JAM-Pidum Kembali Setujui 23 Pengajuan Penghentian Penuntutan Berdasarkan Restorative Justice
Jaksa Agung RI melalui Jaksa Agung Muda Tindak Pidana Umum (JAM-Pidum) Dr. Fadil Zumhana menyetujui 23 permohonan penghentian penuntutan berdasarkan keadilan restoratif, yaitu:
-Tersangka DWI RAHARJO bin DALNO dari Kejaksaan Negeri Klaten yang disangka melanggar Pasal 310 Ayat (2) Undang-Undang RI Nomor 22 Tahun 2009 tentang Lalu Lintas dan Angkutan Jalan.
Tersangka ZULPAN EFENDI RAMBE dari Kejaksaan Negeri Labuhan Batu yang disangka melanggar Pasal 335 Ayat (1) ke-1 KUHP tentang Perbuatan Tidak Menyenangkan.
-Tersangka PARSAULIAN NAOLO HAHOLONGAN HASIBUAN dari Cabang Kejaksaan Negeri Deli Serdang di Labuhan Deli yang disangka melanggar Pasal 335 Ayat (1) ke-1 KUHP tentang Perbuatan Tidak Menyenangkan.
-Tersangka VENSIA TALAKUA alias NEIS dari Kejaksaan Negeri Halmahera Utara yang disangka melanggar Pasal 351 Ayat (1) KUHP tentang Penganiayaan.
-Tersangka REZA WIJAYA dari Kejaksaan Negeri Bekasi yang disangka melanggar Pertama Pasal 372 KUHP tentang Penggelapan atau Kedua Pasal 378 KUHP tentang Penipuan.
-Tersangka REZA RASHELA bin HERI ISMANTO dari Kejaksaan Negeri Kota Bandung yang disangka melanggar Pasal 351 Ayat (1) KUHP tentang Penganiayaan.
-Tersangka RENTI RUSLIANTI binti MUHAMMAD RUSLI dari Kejaksaan Negeri Purwakarta yang disangka melanggar Pasal 362 KUHP tentang Pencurian.
-Tersangka SUTIANA bin O. SULAEMAN dari Kejaksaan Negeri Kabupaten Bandung yang disangka melanggar Pasal 351 Ayat (1) KUHP tentang Penganiayaan.
Tersangka JOHAN bin HODRI dari Kejaksaan Negeri Bangkalan yang disangka melanggar Pasal 480 Ayat (1) KUHP tentang Penadahan.
-Tersangka RUDI FERDIANSYAH bin BAKRIN dari Kejaksaan Negeri Bangkalan yang disangka melanggar Pasal 378 KUHP tentang Penipuan atau Pasal 372 KUHP tentang Penggelapan.
-Tersangka NITO bin AGUS dari Kejaksaan Negeri Banyuwangi yang disangka melanggar Pasal 362 KUHP tentang Pencurian.
-Tersangka MAHFUD TURMUDZI alias MAHMUD bin AMAT dari Kejaksaan Negeri Kabupaten Kediri yang disangka melanggar Pasal 480 Ayat (1) KUHP tentang Penadahan.
-Tersangka ABDUS SOLEH bin KEN dari Kejaksaan Negeri Tanjung Perak yang disangka melanggar Pasal 362 KUHP jo.

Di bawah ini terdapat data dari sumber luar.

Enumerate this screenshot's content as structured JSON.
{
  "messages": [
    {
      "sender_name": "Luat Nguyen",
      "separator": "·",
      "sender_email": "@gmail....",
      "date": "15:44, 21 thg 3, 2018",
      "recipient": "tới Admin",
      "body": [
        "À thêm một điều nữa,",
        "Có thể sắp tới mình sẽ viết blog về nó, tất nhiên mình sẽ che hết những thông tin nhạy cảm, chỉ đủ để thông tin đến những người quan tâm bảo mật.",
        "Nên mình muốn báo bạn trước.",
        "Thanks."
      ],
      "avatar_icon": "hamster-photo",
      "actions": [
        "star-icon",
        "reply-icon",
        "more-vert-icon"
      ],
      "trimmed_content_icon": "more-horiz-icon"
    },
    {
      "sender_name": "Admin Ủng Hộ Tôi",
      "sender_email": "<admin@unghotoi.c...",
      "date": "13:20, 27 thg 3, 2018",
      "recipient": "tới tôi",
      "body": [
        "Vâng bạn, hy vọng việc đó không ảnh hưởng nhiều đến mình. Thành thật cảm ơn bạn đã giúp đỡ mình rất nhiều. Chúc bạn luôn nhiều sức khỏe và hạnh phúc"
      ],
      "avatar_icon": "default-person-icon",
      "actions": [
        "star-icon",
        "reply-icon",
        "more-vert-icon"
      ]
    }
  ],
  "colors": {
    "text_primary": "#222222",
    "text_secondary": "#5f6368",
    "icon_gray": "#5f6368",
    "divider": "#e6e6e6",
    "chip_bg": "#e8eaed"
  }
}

Pasal 53 KUHP tentang Pencurian.
-Tersangka ARAHMAN bin JAMALUDIN dari Kejaksaan Negeri Bima yang disangka melanggar Pasal 310 Ayat (2) Undang-Undang RI Nomor 22 Tahun 2009 tentang Lalu Lintas dan Angkutan Jalan.
Tersangka IKRAWAN SYAHPUTRA dari Kejaksaan Negeri Bima yang disangka melanggar Pasal 480 Ayat (1) KUHP tentang Penadahan.

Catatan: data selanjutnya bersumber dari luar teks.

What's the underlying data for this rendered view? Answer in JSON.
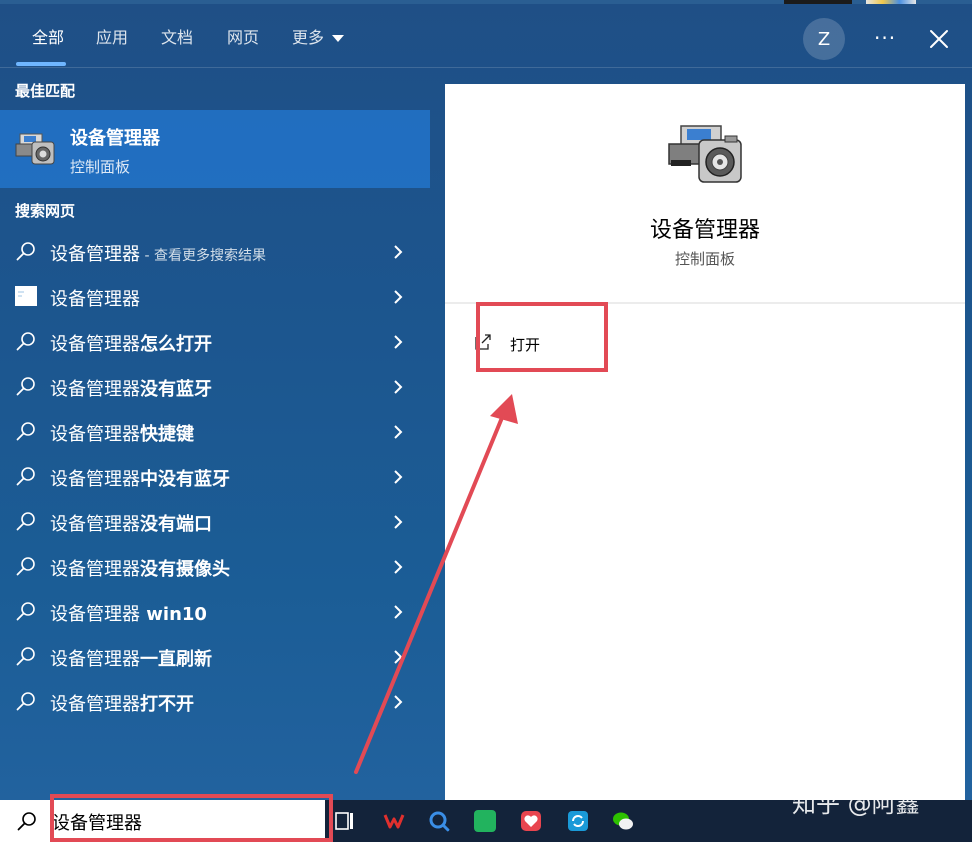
{
  "tabs": [
    {
      "label": "全部"
    },
    {
      "label": "应用"
    },
    {
      "label": "文档"
    },
    {
      "label": "网页"
    },
    {
      "label": "更多"
    }
  ],
  "user": {
    "avatar_initial": "Z"
  },
  "header": {
    "more_label": "···"
  },
  "best_match": {
    "section_label": "最佳匹配",
    "title": "设备管理器",
    "subtitle": "控制面板"
  },
  "web": {
    "section_label": "搜索网页",
    "results": [
      {
        "prefix": "设备管理器",
        "bold": "",
        "hint": " - 查看更多搜索结果"
      },
      {
        "prefix": "设备管理器",
        "bold": "",
        "hint": ""
      },
      {
        "prefix": "设备管理器",
        "bold": "怎么打开",
        "hint": ""
      },
      {
        "prefix": "设备管理器",
        "bold": "没有蓝牙",
        "hint": ""
      },
      {
        "prefix": "设备管理器",
        "bold": "快捷键",
        "hint": ""
      },
      {
        "prefix": "设备管理器",
        "bold": "中没有蓝牙",
        "hint": ""
      },
      {
        "prefix": "设备管理器",
        "bold": "没有端口",
        "hint": ""
      },
      {
        "prefix": "设备管理器",
        "bold": "没有摄像头",
        "hint": ""
      },
      {
        "prefix": "设备管理器",
        "bold": " win10",
        "hint": ""
      },
      {
        "prefix": "设备管理器",
        "bold": "一直刷新",
        "hint": ""
      },
      {
        "prefix": "设备管理器",
        "bold": "打不开",
        "hint": ""
      }
    ]
  },
  "detail": {
    "title": "设备管理器",
    "subtitle": "控制面板",
    "open_label": "打开"
  },
  "search": {
    "value": "设备管理器"
  },
  "watermark": "知乎 @阿鑫",
  "colors": {
    "accent": "#6fb6ff",
    "highlight_box": "#e24a55",
    "selection": "#2378d2"
  }
}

-Tersangka MATHEUS RONSUMBRE dari Kejaksaan Negeri Biak Numfor yang disangka melanggar Pasal 351 Ayat (1) KUHP tentang Penganiayaan.
-Tersangka LA HERDIN alias EDIN bin LA AMILI dari Kejaksaan Negeri Baubau yang disangka melanggar Pasal 351 Ayat (1) KUHP tentang Penganiayaan.
-Tersangka ANDI FERLY M. NOOR dari Kejaksaan Negeri Kendari yang disangka melanggar Pasal 378 KUHP tentang Penipuan atau Pasal 372 KUHP tentang Penggelapan.
-Tersangka DARWIS alias SIMBO bin RIDWAN dari Kejaksaan Negeri Kolaka yang disangka melanggar Pasal 351 Ayat (1) KUHP tentang Penganiayaan.
-Tersangka HARDJITO alias ITO dari Kejaksaan Negeri Kolaka yang disangka melanggar Pasal 480 Ayat (1) KUHP tentang Penadahan
-Tersangka RISAL HARMAWAN alias RISAL bin ARMAN dari Kejaksaan Negeri Kolaka yang disangka melanggar Pasal 480 Ayat (1) KUHP tentang Penadahan.
-Tersangka LA ODE KADIR bin LA ODE SEGA dari Kejaksaan Negeri Muna yang disangka melanggar Pasal 351 Ayat (1) KUHP tentang Penganiayaan.
-Tersangka SABADIN alias LA SABA bin LA UDI dari Kejaksaan Negeri Muna yang disangka melanggar Pasal 351 Ayat (1) KUHP tentang Penganiayaan.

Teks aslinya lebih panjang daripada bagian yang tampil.